If you want to RDP into one of the Windows machines, we can do that over our proxy. This can be done by any user.

proxychains xfreerdp /v:10.10.10.50 /u:tstark /p:"<password>" /d:MARVEL /cert-ignore

Destroy your Infrastructure

When you’re done working for the day, you have a few options, and ensure you choose one to avoid running out of your free credit/spending loads. To get rid of your infrastructure, in the same directory that you ran terraform init, you can run terraform destroy which should destroy everything that was created. If you’re struggling, worried, or there is an issue with terraform destroying a resource, you can go to https://portal.azure.com/, then click on “All Resources” in the sidebar.

Highlight all the resources and then hit delete.

If this still doesn’t work, I’d advise contacting MS support or re-running terraform apply in the same directory and then terraform destroy again to see if it sorts itself out. This has generally been the case for me on a couple of occasions.

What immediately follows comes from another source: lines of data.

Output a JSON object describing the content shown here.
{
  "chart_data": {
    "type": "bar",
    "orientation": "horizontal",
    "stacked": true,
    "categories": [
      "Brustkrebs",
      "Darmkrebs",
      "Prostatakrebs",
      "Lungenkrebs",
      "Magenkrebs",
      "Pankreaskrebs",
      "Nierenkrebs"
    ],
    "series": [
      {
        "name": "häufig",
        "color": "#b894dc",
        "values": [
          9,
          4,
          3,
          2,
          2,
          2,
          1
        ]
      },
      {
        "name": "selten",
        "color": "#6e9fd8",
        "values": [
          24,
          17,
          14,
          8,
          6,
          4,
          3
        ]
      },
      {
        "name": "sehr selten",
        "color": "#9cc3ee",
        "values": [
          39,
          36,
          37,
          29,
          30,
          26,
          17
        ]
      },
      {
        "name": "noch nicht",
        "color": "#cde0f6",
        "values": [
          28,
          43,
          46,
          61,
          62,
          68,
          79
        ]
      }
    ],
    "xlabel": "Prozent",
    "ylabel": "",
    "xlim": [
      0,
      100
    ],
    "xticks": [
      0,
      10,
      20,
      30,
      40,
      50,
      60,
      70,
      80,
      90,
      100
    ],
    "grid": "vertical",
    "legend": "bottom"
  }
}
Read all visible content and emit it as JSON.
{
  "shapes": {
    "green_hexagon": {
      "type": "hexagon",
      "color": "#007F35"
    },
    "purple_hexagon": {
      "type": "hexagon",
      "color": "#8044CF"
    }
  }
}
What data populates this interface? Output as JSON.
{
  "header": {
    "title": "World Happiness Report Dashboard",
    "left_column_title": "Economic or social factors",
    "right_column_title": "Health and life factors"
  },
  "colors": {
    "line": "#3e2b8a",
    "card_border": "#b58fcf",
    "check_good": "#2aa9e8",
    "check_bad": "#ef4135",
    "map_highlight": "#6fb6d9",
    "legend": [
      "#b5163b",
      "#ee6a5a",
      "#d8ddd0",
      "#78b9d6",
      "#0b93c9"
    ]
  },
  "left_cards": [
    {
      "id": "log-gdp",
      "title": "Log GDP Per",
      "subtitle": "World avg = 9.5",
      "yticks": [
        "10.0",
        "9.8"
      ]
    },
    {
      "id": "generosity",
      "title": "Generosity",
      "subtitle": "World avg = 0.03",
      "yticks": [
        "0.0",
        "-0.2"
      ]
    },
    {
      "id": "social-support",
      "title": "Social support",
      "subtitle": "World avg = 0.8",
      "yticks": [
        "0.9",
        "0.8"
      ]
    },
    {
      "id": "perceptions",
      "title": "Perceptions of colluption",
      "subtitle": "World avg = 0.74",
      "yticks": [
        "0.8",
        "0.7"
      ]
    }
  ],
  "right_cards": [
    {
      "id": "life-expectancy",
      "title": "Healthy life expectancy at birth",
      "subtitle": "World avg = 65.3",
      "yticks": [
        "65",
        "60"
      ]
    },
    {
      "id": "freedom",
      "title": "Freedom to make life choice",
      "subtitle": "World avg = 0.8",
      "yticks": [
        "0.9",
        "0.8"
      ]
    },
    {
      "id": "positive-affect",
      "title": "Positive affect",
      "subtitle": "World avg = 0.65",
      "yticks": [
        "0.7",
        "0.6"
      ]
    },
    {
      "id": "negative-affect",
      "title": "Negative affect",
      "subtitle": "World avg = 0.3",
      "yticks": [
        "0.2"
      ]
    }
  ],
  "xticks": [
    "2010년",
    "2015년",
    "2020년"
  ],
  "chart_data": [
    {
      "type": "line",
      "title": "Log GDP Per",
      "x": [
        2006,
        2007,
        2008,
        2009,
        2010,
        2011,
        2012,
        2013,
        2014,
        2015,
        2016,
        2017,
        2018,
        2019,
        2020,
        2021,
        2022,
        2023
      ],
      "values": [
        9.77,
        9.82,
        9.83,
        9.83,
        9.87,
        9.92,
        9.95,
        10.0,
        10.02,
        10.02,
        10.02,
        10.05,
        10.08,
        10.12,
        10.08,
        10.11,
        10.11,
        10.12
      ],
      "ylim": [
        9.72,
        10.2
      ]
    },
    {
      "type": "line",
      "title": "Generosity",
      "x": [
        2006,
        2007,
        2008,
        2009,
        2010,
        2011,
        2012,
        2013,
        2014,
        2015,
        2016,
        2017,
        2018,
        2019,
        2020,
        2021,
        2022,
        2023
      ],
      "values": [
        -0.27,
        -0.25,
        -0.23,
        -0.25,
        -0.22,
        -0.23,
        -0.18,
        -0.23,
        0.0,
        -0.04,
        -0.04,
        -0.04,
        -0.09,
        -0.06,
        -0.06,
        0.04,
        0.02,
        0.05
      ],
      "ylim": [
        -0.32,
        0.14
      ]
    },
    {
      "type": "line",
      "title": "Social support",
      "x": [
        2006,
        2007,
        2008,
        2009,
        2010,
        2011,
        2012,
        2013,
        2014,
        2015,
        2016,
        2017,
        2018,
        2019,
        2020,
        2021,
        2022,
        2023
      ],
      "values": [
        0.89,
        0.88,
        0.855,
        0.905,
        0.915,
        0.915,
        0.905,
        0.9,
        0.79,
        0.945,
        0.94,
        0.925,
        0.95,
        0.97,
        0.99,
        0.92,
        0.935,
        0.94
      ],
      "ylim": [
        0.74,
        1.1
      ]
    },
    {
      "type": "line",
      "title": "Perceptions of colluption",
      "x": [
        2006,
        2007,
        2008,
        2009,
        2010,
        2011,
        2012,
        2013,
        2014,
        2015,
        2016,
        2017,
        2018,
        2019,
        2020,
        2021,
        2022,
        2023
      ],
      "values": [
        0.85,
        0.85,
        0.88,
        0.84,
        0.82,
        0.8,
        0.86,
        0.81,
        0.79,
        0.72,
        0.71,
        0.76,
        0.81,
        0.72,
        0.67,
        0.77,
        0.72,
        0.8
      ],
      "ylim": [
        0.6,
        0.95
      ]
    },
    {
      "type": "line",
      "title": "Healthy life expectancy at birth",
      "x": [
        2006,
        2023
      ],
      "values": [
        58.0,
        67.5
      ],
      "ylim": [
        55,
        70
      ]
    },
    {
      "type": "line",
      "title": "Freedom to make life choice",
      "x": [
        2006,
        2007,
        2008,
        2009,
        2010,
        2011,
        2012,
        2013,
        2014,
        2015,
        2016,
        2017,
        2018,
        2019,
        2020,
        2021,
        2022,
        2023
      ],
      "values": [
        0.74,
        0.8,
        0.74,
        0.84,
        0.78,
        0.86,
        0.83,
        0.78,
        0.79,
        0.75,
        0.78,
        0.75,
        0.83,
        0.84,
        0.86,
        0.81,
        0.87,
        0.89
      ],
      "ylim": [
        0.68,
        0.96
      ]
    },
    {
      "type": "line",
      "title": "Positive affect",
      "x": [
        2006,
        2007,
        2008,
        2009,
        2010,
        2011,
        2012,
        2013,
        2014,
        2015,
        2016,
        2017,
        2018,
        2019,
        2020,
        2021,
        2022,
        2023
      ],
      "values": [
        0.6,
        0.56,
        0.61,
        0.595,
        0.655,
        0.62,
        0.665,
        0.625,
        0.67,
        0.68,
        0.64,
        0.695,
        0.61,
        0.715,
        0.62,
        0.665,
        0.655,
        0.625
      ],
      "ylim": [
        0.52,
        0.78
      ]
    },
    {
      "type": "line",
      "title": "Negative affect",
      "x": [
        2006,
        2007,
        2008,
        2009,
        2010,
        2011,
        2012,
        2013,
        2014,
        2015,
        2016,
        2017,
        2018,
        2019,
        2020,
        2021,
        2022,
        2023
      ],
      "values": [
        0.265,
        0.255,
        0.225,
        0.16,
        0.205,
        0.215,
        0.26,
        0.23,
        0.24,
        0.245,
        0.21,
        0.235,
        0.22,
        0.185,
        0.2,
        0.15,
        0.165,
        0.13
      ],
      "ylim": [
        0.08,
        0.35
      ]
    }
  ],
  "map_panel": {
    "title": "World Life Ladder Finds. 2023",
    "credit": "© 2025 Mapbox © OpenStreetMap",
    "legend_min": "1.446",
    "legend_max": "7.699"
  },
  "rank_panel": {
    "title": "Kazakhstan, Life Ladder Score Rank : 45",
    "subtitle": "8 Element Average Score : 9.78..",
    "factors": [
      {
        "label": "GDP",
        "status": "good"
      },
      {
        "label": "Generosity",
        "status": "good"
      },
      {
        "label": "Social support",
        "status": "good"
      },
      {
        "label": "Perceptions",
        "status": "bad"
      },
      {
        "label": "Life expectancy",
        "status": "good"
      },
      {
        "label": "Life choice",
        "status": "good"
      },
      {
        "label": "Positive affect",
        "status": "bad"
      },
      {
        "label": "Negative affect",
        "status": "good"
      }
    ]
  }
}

Alternatively, you can just open up the resources in your Azure portal and click on “Stop” when you’re not using them!

Wrapping Up

If you’re still here, nice one! You should hopefully have an automated Active Directory deployment system in place now and understand how to spin it up and destroy it whenever you need to. Whether it’s actually useful to you, who knows! I personally prefer just being able to spin stuff up in the cloud for testing rather than messing around with VMs, but the trade-off over time is that it costs. However, with the free Azure credit on a Pay-as-you-Go account for 30 days, it’s well worth a try. My forays into DevOps stop here whilst I dive back into pentesting practice over the summer, so it may be a little while between posts again! Take it easy.